Pathobiology of salivary glands. IV. Histogenetic concepts and cycling cells in human parotid and submandibular glands cultured in floating collagen gels.

Localization of cells with proliferative capacity in human major salivary glands lacks extensive study. Minced fragments of human parotid (n = 3) and submandibular (n = 3) glands embedded in a floating collagen gel matrix and cultured for up to 28 days allowed maintenance of the three-dimensional relationship of the various cell types in these glands.
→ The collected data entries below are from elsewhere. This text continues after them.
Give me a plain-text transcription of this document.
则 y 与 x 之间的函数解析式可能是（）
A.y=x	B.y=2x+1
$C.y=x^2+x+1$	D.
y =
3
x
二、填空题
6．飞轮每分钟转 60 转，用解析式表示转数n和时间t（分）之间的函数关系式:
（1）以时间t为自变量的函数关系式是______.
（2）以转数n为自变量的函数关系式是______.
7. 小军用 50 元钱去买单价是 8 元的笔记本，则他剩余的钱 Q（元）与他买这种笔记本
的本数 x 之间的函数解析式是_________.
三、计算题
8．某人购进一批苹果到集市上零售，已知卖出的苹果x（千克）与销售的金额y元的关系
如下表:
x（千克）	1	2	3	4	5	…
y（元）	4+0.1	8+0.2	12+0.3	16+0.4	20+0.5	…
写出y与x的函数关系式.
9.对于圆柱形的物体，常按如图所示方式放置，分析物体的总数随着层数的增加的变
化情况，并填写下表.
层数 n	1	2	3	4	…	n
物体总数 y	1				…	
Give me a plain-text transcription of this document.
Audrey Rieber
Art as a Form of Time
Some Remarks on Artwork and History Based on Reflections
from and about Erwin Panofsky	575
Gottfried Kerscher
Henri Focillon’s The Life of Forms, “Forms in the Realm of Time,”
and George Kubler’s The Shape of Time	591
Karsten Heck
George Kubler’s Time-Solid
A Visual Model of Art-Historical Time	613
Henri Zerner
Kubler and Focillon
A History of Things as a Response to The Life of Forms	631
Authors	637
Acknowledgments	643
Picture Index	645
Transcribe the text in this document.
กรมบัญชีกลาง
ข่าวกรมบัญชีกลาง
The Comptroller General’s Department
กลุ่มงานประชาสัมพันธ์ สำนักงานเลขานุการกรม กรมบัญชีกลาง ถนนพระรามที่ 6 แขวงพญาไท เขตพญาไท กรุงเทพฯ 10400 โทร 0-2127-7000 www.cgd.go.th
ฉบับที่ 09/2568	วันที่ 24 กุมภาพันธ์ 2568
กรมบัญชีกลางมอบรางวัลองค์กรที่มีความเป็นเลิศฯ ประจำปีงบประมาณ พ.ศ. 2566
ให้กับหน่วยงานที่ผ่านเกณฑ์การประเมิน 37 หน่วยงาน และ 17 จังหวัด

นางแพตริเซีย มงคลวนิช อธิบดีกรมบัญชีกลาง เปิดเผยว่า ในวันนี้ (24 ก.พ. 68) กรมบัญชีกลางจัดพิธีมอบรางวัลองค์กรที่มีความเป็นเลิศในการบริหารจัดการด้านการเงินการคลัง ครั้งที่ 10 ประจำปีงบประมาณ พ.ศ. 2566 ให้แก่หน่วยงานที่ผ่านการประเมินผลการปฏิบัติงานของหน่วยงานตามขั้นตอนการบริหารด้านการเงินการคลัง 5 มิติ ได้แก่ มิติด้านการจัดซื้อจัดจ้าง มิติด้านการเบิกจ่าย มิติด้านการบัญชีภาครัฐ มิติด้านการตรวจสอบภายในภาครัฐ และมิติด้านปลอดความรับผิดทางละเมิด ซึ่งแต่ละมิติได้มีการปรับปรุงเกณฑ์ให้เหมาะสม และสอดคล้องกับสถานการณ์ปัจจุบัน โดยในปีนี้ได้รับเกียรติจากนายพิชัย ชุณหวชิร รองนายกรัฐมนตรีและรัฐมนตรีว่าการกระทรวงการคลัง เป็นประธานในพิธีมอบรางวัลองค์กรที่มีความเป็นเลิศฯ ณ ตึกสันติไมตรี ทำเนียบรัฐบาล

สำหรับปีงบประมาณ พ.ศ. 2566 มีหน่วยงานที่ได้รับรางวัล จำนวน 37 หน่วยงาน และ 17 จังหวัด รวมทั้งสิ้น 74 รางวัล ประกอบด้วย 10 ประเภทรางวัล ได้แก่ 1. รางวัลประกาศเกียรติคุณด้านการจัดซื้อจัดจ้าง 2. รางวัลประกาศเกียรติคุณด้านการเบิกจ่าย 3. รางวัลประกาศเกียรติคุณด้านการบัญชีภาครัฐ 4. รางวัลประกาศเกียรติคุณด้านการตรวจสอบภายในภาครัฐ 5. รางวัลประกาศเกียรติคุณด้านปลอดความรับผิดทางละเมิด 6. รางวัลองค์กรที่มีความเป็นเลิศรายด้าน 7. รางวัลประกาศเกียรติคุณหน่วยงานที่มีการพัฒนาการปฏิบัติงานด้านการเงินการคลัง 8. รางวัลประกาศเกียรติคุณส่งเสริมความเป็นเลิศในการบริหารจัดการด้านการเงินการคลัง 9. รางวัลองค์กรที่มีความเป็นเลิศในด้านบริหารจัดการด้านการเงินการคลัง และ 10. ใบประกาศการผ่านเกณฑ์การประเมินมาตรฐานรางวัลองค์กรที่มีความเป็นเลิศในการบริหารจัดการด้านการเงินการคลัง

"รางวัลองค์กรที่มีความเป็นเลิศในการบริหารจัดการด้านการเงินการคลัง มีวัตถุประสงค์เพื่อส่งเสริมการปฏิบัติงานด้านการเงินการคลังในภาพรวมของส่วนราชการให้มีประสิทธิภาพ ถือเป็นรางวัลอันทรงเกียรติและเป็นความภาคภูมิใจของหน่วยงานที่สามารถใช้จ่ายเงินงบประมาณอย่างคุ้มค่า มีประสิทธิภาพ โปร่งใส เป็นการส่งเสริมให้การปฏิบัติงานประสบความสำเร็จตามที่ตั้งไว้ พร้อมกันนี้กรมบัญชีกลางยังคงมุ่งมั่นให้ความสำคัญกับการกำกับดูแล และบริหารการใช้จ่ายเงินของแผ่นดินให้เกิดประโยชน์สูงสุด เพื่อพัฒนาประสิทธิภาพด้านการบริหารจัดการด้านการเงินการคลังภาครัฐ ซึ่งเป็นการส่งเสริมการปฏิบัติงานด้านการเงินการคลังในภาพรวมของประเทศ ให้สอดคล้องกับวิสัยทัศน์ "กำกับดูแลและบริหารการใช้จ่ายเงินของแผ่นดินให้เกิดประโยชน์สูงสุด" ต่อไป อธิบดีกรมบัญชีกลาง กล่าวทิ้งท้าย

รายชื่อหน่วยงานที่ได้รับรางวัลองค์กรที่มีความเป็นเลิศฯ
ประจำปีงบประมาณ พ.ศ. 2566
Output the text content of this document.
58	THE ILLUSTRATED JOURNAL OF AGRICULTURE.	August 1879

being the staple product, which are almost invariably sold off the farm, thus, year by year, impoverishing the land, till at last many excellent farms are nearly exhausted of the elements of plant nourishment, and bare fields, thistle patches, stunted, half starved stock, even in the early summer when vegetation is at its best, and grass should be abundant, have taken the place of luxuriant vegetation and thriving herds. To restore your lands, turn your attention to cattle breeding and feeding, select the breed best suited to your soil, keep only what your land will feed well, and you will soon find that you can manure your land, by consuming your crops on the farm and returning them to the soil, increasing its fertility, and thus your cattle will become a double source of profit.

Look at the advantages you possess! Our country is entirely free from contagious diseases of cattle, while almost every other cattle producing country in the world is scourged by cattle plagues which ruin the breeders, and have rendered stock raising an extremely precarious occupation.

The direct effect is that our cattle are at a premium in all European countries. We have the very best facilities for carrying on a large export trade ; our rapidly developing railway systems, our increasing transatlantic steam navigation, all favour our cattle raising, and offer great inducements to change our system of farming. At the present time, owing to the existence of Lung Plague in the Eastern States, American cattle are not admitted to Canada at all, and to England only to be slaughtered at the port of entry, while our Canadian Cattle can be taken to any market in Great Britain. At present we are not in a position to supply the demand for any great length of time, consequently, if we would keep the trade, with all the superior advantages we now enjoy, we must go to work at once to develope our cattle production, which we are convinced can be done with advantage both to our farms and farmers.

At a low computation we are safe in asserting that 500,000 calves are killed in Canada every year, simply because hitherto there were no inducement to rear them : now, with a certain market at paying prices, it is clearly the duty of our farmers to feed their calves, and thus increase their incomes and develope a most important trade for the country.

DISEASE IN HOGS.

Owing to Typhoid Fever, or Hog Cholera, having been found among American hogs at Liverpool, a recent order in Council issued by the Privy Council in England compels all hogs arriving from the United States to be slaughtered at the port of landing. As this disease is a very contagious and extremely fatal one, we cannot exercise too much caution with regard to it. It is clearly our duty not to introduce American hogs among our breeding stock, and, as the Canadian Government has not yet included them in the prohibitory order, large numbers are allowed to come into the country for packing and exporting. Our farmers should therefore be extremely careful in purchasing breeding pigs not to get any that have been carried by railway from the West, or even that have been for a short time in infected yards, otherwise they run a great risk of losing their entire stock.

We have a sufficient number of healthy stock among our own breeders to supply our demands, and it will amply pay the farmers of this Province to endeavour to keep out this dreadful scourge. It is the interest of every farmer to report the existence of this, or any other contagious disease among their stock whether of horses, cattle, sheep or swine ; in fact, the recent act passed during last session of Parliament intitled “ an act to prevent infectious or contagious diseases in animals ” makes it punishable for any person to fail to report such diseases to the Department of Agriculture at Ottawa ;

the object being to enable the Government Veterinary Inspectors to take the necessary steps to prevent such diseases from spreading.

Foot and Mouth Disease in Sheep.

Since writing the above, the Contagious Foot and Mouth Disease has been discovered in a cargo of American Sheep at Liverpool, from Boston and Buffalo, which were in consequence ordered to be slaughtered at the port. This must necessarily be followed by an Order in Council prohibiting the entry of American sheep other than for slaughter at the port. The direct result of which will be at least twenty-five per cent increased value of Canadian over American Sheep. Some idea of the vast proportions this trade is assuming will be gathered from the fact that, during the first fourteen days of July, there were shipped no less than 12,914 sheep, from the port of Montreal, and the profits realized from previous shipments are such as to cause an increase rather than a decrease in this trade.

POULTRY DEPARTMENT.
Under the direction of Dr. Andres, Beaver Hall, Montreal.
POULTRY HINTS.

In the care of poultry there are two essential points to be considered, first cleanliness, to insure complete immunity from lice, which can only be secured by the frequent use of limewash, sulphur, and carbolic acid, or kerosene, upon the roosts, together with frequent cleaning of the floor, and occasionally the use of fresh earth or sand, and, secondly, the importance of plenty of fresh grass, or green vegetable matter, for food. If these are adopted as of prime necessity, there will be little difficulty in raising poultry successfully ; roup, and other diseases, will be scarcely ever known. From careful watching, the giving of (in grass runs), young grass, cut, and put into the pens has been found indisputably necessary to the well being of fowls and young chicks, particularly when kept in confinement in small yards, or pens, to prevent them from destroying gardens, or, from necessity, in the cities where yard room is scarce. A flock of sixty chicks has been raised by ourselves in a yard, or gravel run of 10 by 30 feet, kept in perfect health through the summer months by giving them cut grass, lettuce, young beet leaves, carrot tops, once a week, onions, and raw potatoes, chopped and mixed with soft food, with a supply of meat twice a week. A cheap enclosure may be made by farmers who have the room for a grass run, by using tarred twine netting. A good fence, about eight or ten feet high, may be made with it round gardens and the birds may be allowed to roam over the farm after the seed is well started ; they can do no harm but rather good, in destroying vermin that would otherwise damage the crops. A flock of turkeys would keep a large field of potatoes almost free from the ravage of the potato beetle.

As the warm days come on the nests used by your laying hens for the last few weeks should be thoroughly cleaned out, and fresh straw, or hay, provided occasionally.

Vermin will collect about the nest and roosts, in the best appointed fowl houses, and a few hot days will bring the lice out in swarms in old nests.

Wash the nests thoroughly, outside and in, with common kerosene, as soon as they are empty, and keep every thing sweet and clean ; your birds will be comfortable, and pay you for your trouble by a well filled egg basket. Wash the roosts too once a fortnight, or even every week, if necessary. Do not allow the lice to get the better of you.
Immunocytochemistry and electron microscopy of a time-dependent series of cultured gland fragments showed gradual cytologic modification of acinar cells so that acini became duct-like but also established that even after 28 days of culture certain cellular features allowed continued identification of acinar cells. Serial section immunostaining for amylase, cytokeratins, and proliferating cell nuclear antigen (a specific marker for cycling cells) revealed that acinar, intercalated duct, and excretory duct (both basal and luminal) cells are all capable of entering the cell cycle. At day 5 of culture, the number of cycling cells increased 16-fold in the parotid gland and 9-fold in the submandibular gland over that in the respective in situ gland. In this in vitro system, which perhaps simulates regenerative processes in human salivary glands, none of the samples showed cycling cells localized only to segments of intercalated duct or the basal cells of excretory duct as suggested by current histogenetic concepts.